Beneath his fingertips, her pulse beat faster. “Yes, but she saved me… from you.”
He snorted. “Do not start that up again.” He’d go mad if he had to justify himself once more. When she gave a stiff nod, he went on. “Fae are friends to no one but themselves.”
“She’s my aunt. Why should I believe you over all the kindness she’s shown me?” Oddly, her voice lacked heat. If he didn’t know better, Adam would suspect she was merely trying to get a rise out of him. Bollox, her tactic worked. He wanted to shake some sense into her.
“I’m the one lying here broken.” He let out a sharp breath. “She isn’t your aunt; she’s your grandmother and the fae queen.” Eliza started to protest, and he spoke over her. “I have never lied to you, and I won’t start now. It’s true, and what’s worse, if you stay here in her sphere, you’ll soon be sorry for it.”
“Why would I?”
“Because she’ll find a way to use you for her own gain.” With an odd twinge of regret, he let her go and then rubbed a tired hand over his face. “More than she already has.”
“I don’t understand how you came to be her prisoner. You are known – widely, I might add – as a great and powerful demon.”
He took a bracing breath. “I’m not a demon.” Adam caught her gaze and held it. “I’m a man, lass. I don’t drink blood, nor use it to take on another’s identity. All that’s been said about me is a lie. Thought up and circulated by me as a means of protection. I’m cursed, ye ken? Cursed by Mab to remain immortal, heal when I am injured. I had uncommon strength, the power to create life, to take a soul unto me, or to destroy the life I create. Aside from that, the only skill I had was the fighting abilities I learned as a mortal man and my wits. What little there was left of them,” he added with a wry smile.
His smile faded as he watched her. “I’m giving you this truth as a sign of goodwill, dove. No one on earth, save a few key fae, knows. Should the supernatural world gain this knowledge, this hell I’m in now would be what you Yanks call a cakewalk.”
Her nose wrinkled. “Demons are said to be tricksters. How do I know if anything you say is true?”
He snorted. “First, I don’t know where you’ve picked up this hate and distrust of demons, but you’ve been misinformed. They aren’t all bad. Will Thorne, the man who helped set you free, was a demon.”

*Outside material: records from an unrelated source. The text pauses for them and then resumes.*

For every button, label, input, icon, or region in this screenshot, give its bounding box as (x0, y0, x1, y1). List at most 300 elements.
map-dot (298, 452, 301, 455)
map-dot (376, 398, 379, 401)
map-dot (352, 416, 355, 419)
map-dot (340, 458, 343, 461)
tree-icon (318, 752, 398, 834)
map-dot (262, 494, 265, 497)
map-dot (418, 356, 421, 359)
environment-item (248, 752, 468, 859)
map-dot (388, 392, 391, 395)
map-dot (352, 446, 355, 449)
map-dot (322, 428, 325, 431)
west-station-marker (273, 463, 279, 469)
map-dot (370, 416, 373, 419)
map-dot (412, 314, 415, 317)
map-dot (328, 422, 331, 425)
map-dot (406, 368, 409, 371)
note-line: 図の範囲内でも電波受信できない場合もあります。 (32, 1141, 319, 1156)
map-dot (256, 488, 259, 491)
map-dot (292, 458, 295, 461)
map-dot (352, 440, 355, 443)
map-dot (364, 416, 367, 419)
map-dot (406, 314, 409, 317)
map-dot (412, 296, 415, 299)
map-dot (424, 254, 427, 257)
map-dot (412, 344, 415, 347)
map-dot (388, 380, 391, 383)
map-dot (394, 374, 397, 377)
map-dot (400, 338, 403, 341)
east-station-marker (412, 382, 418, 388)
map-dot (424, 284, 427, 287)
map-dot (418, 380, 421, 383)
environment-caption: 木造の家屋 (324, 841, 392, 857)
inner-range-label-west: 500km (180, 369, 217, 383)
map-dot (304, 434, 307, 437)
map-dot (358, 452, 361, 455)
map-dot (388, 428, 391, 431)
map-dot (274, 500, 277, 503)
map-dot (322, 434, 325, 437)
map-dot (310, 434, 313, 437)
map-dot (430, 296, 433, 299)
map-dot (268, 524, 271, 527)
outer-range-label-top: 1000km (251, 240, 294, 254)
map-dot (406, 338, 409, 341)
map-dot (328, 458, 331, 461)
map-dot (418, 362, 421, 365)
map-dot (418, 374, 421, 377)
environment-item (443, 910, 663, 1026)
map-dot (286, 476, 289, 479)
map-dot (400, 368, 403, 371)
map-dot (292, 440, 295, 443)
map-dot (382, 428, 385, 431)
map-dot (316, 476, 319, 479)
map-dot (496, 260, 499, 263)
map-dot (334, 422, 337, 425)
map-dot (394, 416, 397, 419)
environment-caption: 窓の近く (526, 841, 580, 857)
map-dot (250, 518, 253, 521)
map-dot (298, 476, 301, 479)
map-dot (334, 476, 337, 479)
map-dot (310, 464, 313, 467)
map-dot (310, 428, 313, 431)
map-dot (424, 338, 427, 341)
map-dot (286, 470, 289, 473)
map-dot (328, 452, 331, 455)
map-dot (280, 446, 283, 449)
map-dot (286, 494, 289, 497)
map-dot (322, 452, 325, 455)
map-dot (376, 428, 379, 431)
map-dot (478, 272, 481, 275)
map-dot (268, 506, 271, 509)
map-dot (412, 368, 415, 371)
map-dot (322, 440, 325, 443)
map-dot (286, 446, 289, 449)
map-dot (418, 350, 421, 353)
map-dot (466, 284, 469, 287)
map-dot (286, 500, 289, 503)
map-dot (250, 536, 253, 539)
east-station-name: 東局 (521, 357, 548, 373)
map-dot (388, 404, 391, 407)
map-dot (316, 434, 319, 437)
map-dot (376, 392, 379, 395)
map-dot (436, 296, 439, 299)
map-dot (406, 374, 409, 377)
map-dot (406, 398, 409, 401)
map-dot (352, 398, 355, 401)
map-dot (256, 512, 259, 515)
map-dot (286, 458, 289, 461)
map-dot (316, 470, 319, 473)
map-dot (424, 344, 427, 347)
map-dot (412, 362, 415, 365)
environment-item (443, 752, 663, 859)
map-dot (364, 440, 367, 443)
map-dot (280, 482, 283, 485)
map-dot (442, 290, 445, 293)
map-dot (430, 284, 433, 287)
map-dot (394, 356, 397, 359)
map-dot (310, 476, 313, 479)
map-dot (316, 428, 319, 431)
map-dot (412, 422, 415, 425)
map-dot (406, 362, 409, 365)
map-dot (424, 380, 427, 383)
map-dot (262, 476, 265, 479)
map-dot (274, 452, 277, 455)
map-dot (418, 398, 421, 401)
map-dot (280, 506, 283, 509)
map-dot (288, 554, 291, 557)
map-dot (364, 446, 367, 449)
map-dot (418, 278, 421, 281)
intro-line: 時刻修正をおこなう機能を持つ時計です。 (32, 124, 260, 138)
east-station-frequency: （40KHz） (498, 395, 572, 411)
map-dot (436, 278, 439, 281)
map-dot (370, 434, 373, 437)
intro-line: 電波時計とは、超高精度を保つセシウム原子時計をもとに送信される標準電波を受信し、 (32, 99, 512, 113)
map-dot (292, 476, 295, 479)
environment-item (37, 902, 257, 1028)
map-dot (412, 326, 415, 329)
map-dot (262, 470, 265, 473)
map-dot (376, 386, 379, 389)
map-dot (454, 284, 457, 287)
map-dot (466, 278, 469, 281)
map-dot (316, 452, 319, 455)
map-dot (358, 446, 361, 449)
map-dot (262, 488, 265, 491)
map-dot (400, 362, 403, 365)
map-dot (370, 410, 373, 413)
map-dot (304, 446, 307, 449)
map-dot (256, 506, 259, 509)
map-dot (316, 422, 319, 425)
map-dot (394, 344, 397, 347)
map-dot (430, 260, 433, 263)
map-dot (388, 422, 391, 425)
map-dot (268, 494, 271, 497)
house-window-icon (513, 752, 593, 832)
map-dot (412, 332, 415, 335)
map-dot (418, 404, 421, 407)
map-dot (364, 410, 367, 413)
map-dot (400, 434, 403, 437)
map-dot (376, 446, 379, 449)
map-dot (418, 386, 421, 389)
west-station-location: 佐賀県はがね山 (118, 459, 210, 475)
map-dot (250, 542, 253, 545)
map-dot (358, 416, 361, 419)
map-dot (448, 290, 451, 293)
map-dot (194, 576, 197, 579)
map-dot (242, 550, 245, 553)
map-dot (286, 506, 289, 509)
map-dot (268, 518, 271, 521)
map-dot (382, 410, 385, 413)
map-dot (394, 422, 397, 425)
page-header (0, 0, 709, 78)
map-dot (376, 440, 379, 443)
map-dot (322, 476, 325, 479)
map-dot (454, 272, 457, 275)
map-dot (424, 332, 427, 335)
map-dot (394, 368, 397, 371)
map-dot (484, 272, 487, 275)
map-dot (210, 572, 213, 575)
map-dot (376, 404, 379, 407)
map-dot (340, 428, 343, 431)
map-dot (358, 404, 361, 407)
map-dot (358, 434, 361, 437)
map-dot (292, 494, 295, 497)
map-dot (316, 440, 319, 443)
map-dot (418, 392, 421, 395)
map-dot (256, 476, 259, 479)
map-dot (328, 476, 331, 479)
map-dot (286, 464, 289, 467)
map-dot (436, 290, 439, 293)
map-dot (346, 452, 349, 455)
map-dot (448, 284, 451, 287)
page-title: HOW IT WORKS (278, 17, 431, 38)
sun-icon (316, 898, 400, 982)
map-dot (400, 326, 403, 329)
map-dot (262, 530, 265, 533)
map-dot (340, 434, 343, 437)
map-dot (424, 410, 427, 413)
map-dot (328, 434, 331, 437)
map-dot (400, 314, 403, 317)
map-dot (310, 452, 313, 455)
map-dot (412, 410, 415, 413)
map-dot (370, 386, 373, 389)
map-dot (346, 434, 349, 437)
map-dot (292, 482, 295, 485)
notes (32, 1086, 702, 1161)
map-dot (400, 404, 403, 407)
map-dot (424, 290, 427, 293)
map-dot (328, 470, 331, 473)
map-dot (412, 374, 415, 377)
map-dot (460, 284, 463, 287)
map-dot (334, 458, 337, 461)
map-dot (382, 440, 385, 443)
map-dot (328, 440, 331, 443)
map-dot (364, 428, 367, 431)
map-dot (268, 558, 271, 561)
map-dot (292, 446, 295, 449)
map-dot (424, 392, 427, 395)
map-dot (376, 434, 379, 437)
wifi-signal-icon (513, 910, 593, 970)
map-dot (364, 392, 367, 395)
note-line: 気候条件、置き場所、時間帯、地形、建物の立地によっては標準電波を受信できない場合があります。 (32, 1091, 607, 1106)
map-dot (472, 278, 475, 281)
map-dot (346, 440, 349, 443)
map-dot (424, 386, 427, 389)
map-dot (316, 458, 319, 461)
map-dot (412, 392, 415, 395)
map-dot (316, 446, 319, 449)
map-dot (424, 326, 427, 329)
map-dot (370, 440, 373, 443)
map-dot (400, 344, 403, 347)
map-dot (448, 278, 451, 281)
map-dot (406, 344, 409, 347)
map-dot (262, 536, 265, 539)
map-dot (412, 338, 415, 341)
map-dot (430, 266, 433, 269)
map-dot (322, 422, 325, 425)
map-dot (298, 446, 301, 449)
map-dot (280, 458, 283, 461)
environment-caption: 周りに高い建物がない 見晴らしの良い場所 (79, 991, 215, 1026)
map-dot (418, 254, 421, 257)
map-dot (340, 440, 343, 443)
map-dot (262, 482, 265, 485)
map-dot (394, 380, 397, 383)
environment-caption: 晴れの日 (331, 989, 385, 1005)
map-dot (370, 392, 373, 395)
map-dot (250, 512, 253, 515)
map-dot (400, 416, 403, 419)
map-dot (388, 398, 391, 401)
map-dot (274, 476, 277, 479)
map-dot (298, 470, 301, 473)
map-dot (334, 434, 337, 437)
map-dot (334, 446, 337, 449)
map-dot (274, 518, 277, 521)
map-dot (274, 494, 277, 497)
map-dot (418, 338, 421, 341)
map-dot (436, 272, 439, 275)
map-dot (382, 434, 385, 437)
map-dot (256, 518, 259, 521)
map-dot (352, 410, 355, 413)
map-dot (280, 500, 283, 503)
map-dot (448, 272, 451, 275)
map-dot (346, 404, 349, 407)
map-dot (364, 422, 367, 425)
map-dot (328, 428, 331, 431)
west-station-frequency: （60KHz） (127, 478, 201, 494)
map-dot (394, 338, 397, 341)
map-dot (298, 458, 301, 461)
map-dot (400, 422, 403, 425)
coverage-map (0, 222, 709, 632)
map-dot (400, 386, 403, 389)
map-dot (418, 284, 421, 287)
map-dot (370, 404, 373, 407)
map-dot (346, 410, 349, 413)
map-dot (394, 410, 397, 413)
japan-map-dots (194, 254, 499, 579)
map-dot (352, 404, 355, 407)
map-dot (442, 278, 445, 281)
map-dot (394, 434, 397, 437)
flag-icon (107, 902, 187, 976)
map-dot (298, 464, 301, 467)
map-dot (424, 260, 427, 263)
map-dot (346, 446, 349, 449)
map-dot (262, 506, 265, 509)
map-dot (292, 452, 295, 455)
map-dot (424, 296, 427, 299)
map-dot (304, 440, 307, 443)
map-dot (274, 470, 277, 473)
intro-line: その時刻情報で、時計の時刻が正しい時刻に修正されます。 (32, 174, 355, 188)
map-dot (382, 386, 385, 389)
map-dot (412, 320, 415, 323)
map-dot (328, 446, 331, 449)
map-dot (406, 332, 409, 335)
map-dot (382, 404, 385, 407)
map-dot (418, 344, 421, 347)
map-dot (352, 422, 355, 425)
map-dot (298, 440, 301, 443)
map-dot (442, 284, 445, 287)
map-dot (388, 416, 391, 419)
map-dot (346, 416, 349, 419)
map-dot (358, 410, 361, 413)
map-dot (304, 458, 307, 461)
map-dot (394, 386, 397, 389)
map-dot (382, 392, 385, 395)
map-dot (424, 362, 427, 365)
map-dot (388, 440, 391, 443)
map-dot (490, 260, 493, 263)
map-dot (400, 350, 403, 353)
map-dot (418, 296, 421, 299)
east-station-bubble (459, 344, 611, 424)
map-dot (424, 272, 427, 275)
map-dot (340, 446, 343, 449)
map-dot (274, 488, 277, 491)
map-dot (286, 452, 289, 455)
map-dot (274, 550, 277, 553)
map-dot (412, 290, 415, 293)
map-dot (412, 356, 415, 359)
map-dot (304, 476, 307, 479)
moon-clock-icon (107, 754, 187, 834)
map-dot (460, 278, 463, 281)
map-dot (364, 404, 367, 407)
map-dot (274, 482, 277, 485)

She had the good grace to flush at that, though her chin remained set.
“Second,” he added. “Had I these great powers anymore, were I a demon capable of taking on another’s form through blood, do you honestly believe that I’d be here?”
Eliza’s stubborn frown grew, as if she didn’t believe him. “That is my point exactly. So then, how —”
“Enough questions. I’ll no’ answer another. Just go before you’re caught.”
They glared at each other for a long moment.
“I’ll go,” she said finally.
“Saints preserve us, she does know how to obey.”
“But I’m returning,” she said, ignoring his quip and giving him a hard stare. “I want answers.”
Adam gritted his teeth against the urge to shake some sense into her. “You want answers? Open your eyes and
see
, lass. Pay attention not only to what Mab says but what lies beneath her pretty words. Look for the signs. Promises she’ll talk you into, pacts she’ll suggest you enter, yet somehow make it seem as though it was your idea all along. Knowing the bitch as I do, Mab will have already found ways to use you for her own ends.”